Let n be a postive integer greater than 1. Show that n can be written as a sum of at least 2 consecutive postive integers if and only if n is not a power of 2.
First, we'll show that if n is not a power of 2, then it can be written as a sum of at least 2 consecutive positive integers.
If n is an odd number, say n = 2k + 1, then n = k + (k+1), and since n is at least 3, k is at least 1, and we have written n as a sum of 2 consecutive positive integers.
If n is an even number, but not a power of 2, then it has an odd factor, so we can write n as 2ks, where s is an odd number greater than or equal to 3. Let s = 2r + 1. Then:
n = (2k - r) + (2k - r + 1) + ... + (2k + r - 1) + (2k + r)

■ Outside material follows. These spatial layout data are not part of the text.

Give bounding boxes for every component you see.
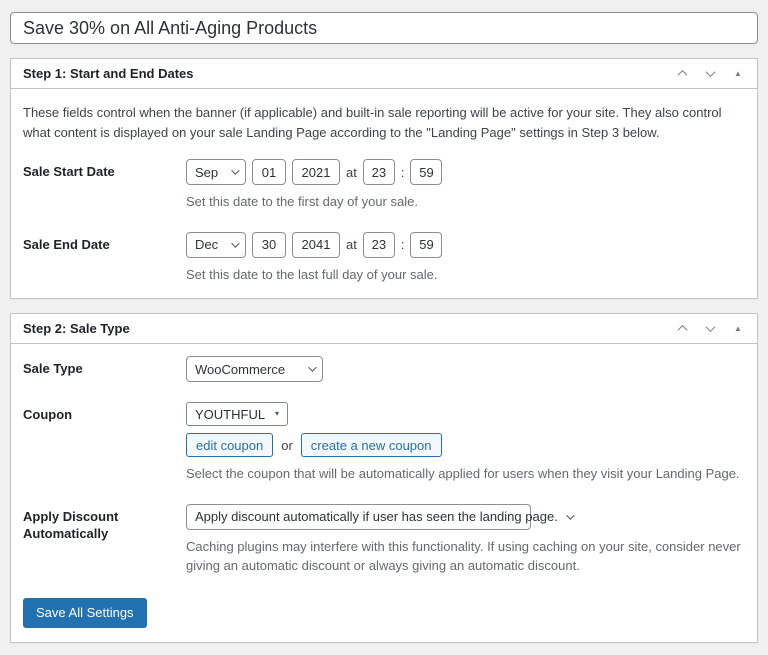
coupon-value: YOUTHFUL [195,406,266,422]
start-month-value: Sep [195,164,219,180]
move-up-icon[interactable] [675,67,689,81]
end-colon-label: : [400,237,405,253]
create-coupon-button[interactable]: create a new coupon [300,433,442,458]
toggle-panel-icon[interactable]: ▲ [731,67,745,81]
end-month-select[interactable]: Dec [186,231,246,258]
start-minute-input[interactable] [410,159,443,186]
move-up-icon[interactable] [675,322,689,336]
start-colon-label: : [400,164,405,180]
sale-title-input[interactable] [10,12,758,44]
sale-type-value: WooCommerce [195,361,286,377]
apply-discount-helper: Caching plugins may interfere with this … [186,538,741,574]
coupon-row: Coupon YOUTHFUL ▾ edit coupon or create … [23,402,745,484]
step2-panel: Step 2: Sale Type ▲ Sale Type WooCommerc… [10,313,758,643]
step2-panel-actions: ▲ [675,322,745,336]
sale-end-date-helper: Set this date to the last full day of yo… [186,266,438,282]
coupon-label: Coupon [23,407,73,423]
step2-panel-body: Sale Type WooCommerce Coupon YOUTHFUL ▾ [11,344,757,642]
start-hour-input[interactable] [362,159,395,186]
sale-start-date-row: Sale Start Date Sep at : Set [23,159,745,212]
start-year-input[interactable] [292,159,340,186]
or-label: or [281,437,293,453]
step2-panel-title: Step 2: Sale Type [23,321,130,337]
toggle-panel-icon[interactable]: ▲ [731,322,745,336]
move-down-icon[interactable] [703,322,717,336]
chevron-down-icon [308,363,317,373]
sale-start-date-label: Sale Start Date [23,164,115,180]
start-month-select[interactable]: Sep [186,159,246,186]
coupon-select[interactable]: YOUTHFUL ▾ [186,402,288,427]
apply-discount-select[interactable]: Apply discount automatically if user has… [186,503,575,530]
settings-page: Step 1: Start and End Dates ▲ These fiel… [0,0,768,655]
step1-panel-title: Step 1: Start and End Dates [23,66,194,81]
sale-start-date-helper: Set this date to the first day of your s… [186,194,418,210]
save-all-settings-button[interactable]: Save All Settings [23,597,147,628]
sale-end-date-controls: Dec at : [186,231,745,258]
chevron-down-icon [231,239,240,248]
step2-panel-header: Step 2: Sale Type ▲ [11,314,757,345]
end-at-label: at [346,237,357,253]
step1-panel-body: These fields control when the banner (if… [11,89,757,298]
sale-type-select[interactable]: WooCommerce [186,356,323,383]
start-day-input[interactable] [252,159,286,186]
chevron-down-icon [231,166,240,176]
chevron-down-icon [565,511,575,520]
coupon-actions: edit coupon or create a new coupon [186,433,745,458]
apply-discount-value: Apply discount automatically if user has… [195,509,558,525]
end-month-value: Dec [195,237,219,253]
end-year-input[interactable] [292,231,340,258]
edit-coupon-button[interactable]: edit coupon [186,433,274,458]
coupon-helper: Select the coupon that will be automatic… [186,466,740,482]
sale-end-date-row: Sale End Date Dec at : Set t [23,231,745,285]
apply-discount-row: Apply Discount Automatically Apply disco… [23,503,745,576]
end-day-input[interactable] [252,231,286,258]
sale-type-label: Sale Type [23,361,83,377]
start-at-label: at [346,164,357,180]
move-down-icon[interactable] [703,67,717,81]
end-hour-input[interactable] [362,231,395,258]
sale-end-date-label: Sale End Date [23,236,110,252]
dropdown-arrow-icon: ▾ [274,409,279,419]
end-minute-input[interactable] [410,231,443,258]
step1-panel: Step 1: Start and End Dates ▲ These fiel… [10,58,758,300]
apply-discount-label: Apply Discount Automatically [23,508,119,541]
step1-panel-actions: ▲ [675,67,745,81]
sale-start-date-controls: Sep at : [186,159,745,186]
step1-description: These fields control when the banner (if… [23,105,722,141]
sale-type-row: Sale Type WooCommerce [23,356,745,383]
step1-panel-header: Step 1: Start and End Dates ▲ [11,59,757,89]
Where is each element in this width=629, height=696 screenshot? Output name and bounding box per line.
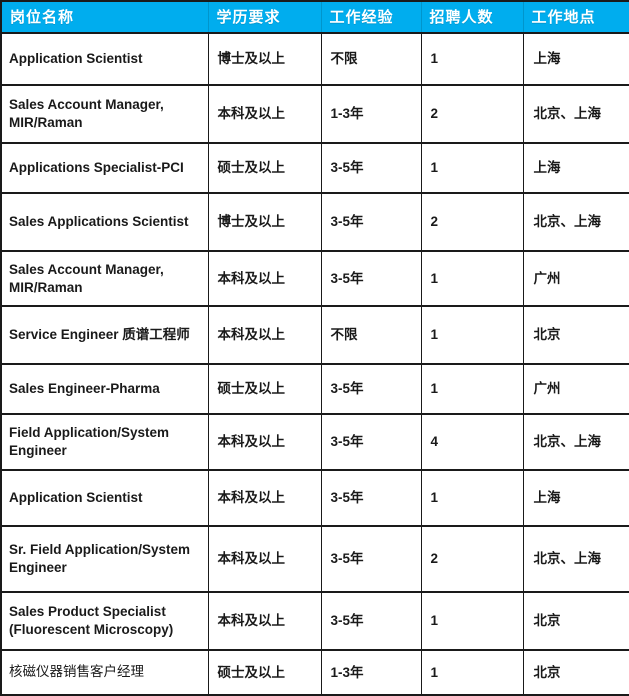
experience-cell: 3-5年 [321,193,422,252]
table-row[interactable]: Sales Applications Scientist 博士及以上 3-5年 2 北京… [0,193,629,252]
headcount-cell: 1 [421,470,524,527]
location-cell: 广州 [523,364,629,415]
experience-cell: 3-5年 [321,470,422,527]
experience-cell: 不限 [321,33,422,86]
table-row[interactable]: Application Scientist 博士及以上 不限 1 上海 [0,33,629,86]
location-cell: 上海 [523,33,629,86]
table-row[interactable]: Sales Account Manager, MIR/Raman 本科及以上 1-3… [0,85,629,144]
job-title-cell: Sales Product Specialist (Fluorescent Mi… [0,592,209,651]
job-title-cell: Applications Specialist-PCI [0,143,209,194]
table-body: Application Scientist 博士及以上 不限 1 上海 Sales Acc… [0,33,629,696]
education-cell: 硕士及以上 [208,650,322,696]
job-title-cell: Field Application/System Engineer [0,414,209,471]
job-title-cell: Sales Account Manager, MIR/Raman [0,85,209,144]
job-title-cell: Application Scientist [0,33,209,86]
location-cell: 北京 [523,650,629,696]
table-row[interactable]: Applications Specialist-PCI 硕士及以上 3-5年 1 上海 [0,143,629,194]
headcount-cell: 1 [421,364,524,415]
education-cell: 本科及以上 [208,306,322,365]
table-header: 岗位名称 学历要求 工作经验 招聘人数 工作地点 [0,0,629,34]
experience-cell: 3-5年 [321,364,422,415]
experience-cell: 3-5年 [321,143,422,194]
table-row[interactable]: Sales Engineer-Pharma 硕士及以上 3-5年 1 广州 [0,364,629,415]
job-title-cell: Sales Engineer-Pharma [0,364,209,415]
experience-cell: 3-5年 [321,526,422,593]
location-cell: 北京、上海 [523,414,629,471]
experience-cell: 3-5年 [321,414,422,471]
education-cell: 本科及以上 [208,526,322,593]
location-cell: 北京 [523,306,629,365]
headcount-cell: 1 [421,592,524,651]
experience-cell: 3-5年 [321,592,422,651]
location-cell: 北京、上海 [523,193,629,252]
table-row[interactable]: Field Application/System Engineer 本科及以上 3-… [0,414,629,471]
job-title-cell: Application Scientist [0,470,209,527]
headcount-cell: 2 [421,85,524,144]
education-cell: 本科及以上 [208,470,322,527]
table-row[interactable]: 核磁仪器销售客户经理 硕士及以上 1-3年 1 北京 [0,650,629,696]
table-row[interactable]: Application Scientist 本科及以上 3-5年 1 上海 [0,470,629,527]
location-cell: 广州 [523,251,629,307]
column-header-job-title: 岗位名称 [0,0,209,34]
education-cell: 博士及以上 [208,193,322,252]
table-header-row: 岗位名称 学历要求 工作经验 招聘人数 工作地点 [0,0,629,34]
location-cell: 北京、上海 [523,526,629,593]
column-header-experience: 工作经验 [321,0,422,34]
job-title-cell: Sales Applications Scientist [0,193,209,252]
education-cell: 本科及以上 [208,414,322,471]
education-cell: 本科及以上 [208,251,322,307]
headcount-cell: 1 [421,33,524,86]
job-openings-table: 岗位名称 学历要求 工作经验 招聘人数 工作地点 Application Sci… [0,0,629,696]
experience-cell: 1-3年 [321,650,422,696]
headcount-cell: 2 [421,526,524,593]
job-title-cell: Sales Account Manager, MIR/Raman [0,251,209,307]
table-row[interactable]: Sales Product Specialist (Fluorescent Mi… [0,592,629,651]
education-cell: 硕士及以上 [208,364,322,415]
headcount-cell: 1 [421,306,524,365]
table-row[interactable]: Service Engineer 质谱工程师 本科及以上 不限 1 北京 [0,306,629,365]
job-title-cell: Sr. Field Application/System Engineer [0,526,209,593]
column-header-location: 工作地点 [523,0,629,34]
headcount-cell: 1 [421,251,524,307]
table-row[interactable]: Sales Account Manager, MIR/Raman 本科及以上 3-5… [0,251,629,307]
job-title-cell: 核磁仪器销售客户经理 [0,650,209,696]
column-header-headcount: 招聘人数 [421,0,524,34]
experience-cell: 3-5年 [321,251,422,307]
education-cell: 本科及以上 [208,592,322,651]
experience-cell: 1-3年 [321,85,422,144]
location-cell: 上海 [523,470,629,527]
location-cell: 北京、上海 [523,85,629,144]
headcount-cell: 4 [421,414,524,471]
location-cell: 北京 [523,592,629,651]
job-title-cell: Service Engineer 质谱工程师 [0,306,209,365]
headcount-cell: 1 [421,143,524,194]
education-cell: 博士及以上 [208,33,322,86]
headcount-cell: 1 [421,650,524,696]
location-cell: 上海 [523,143,629,194]
education-cell: 硕士及以上 [208,143,322,194]
column-header-education: 学历要求 [208,0,322,34]
experience-cell: 不限 [321,306,422,365]
headcount-cell: 2 [421,193,524,252]
education-cell: 本科及以上 [208,85,322,144]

In the decomposition above, there may be negative or zero terms. But note that:
(2k + r) - (r - 2k) = 2k+1 > 1
So if there are negative terms, then for each one there is a corresponding positive terms, plus there are at least 2k+1 postive terms left over. Hence we can just remove any zero term, and pairs of matching positive and negative terms, and we're left with n as the sum of at least two consecutive positive integers.
To finish the proof, we must show that if n can be written as a sum of consecutive integers, then it is not a power of 2. Let:
n = a + (a+1) + (a+2) + ... + (a+t)
where t > 0. This can be rewritten as:
n = (t+1)a + t(t+1)/2 = (t+1)(2a + t)/2
If t is even, then n is a multiple of t+1, which is odd, so n cannot be a power of 2. If t is odd, then 2 divides evenly into t+1, so n is a multiple of 2a+t, which is odd, so again n cannot be a power of 2.